Philips is a multinational healthcare company providing innovative solutions to drive high-quality care delivery across the health continuum. Philips diagnostic informatics solutions are used by healthcare providers around the world to streamline workflows, improve care collaboration, enable high quality diagnoses, guide treatments, and more. Interoperability is at the core of diagnostic informatics, and data sharing across the health continuum is a crucial enabler. Philips interoperability solutions are used by numerous healthcare enterprises and health systems to create connected suites of information systems. Working at scale, Philips understands the complexity of healthcare IT environments, including the need to develop novel AI solutions to improve interoperability and reduce the effort required to share data between HIT solutions.

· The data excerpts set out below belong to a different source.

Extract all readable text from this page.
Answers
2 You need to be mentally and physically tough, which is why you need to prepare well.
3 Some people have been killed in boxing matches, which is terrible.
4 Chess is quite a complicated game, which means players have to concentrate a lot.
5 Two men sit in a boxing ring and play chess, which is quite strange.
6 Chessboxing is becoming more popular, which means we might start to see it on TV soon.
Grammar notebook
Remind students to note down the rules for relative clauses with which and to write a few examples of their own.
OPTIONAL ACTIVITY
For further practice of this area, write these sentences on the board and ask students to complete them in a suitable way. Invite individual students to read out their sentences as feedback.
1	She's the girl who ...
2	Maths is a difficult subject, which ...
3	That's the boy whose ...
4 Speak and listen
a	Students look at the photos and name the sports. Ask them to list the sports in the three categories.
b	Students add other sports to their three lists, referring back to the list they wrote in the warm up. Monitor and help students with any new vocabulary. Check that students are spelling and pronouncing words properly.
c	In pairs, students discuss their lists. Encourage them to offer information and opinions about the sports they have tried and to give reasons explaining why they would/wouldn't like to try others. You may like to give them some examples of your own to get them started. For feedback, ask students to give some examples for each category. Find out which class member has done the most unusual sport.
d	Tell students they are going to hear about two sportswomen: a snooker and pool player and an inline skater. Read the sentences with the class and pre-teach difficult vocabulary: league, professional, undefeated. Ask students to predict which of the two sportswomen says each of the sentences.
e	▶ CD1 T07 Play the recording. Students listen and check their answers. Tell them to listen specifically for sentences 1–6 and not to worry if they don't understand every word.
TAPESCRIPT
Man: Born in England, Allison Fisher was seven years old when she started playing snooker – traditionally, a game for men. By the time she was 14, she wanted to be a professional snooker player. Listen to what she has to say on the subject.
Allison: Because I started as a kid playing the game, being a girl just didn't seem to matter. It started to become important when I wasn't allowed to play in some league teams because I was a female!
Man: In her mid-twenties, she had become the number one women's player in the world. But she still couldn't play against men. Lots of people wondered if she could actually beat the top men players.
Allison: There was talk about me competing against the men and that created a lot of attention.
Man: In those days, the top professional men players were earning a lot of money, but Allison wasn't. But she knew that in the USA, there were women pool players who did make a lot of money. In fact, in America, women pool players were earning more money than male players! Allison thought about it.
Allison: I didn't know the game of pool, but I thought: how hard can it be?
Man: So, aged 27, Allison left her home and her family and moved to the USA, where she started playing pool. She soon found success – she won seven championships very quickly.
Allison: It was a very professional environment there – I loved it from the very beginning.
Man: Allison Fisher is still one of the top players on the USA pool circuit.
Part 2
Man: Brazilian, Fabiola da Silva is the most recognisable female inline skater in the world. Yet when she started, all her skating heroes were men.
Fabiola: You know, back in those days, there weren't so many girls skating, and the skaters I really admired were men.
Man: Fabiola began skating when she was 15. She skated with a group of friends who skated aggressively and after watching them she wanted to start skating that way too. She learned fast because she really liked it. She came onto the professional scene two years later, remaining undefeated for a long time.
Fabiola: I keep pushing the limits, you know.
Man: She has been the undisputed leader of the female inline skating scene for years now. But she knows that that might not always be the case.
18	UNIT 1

Philips and AWS are exploring the ability to use natural language processing (NLP) algorithms to automatically detect commonalities in data elements between HIT applications. Simultaneously, they’re exploring how NLP algorithms can be used to predict appropriate translations and allow two or more HIT applications to share data seamlessly. Philips and AWS are applying the NLP algorithms to a real-world use case to demonstrate the ability to reduce manual effort when integrating two HIT applications.
Interoperability use case
AWS has developed sophisticated services that enable advanced AI/ML solutions to be developed and deployed across the healthcare value chain. Amazon Simple Storage Service (Amazon S3) is used for data staging. Amazon SageMaker and Amazon SageMaker Studio feature a suite of ML modeling and deployment services used to prepare, build, train, and tune ML models. This is facilitated by Amazon SageMaker Studio notebook instances, which seamlessly integrate with backend ML services like TensorFlow on AWS.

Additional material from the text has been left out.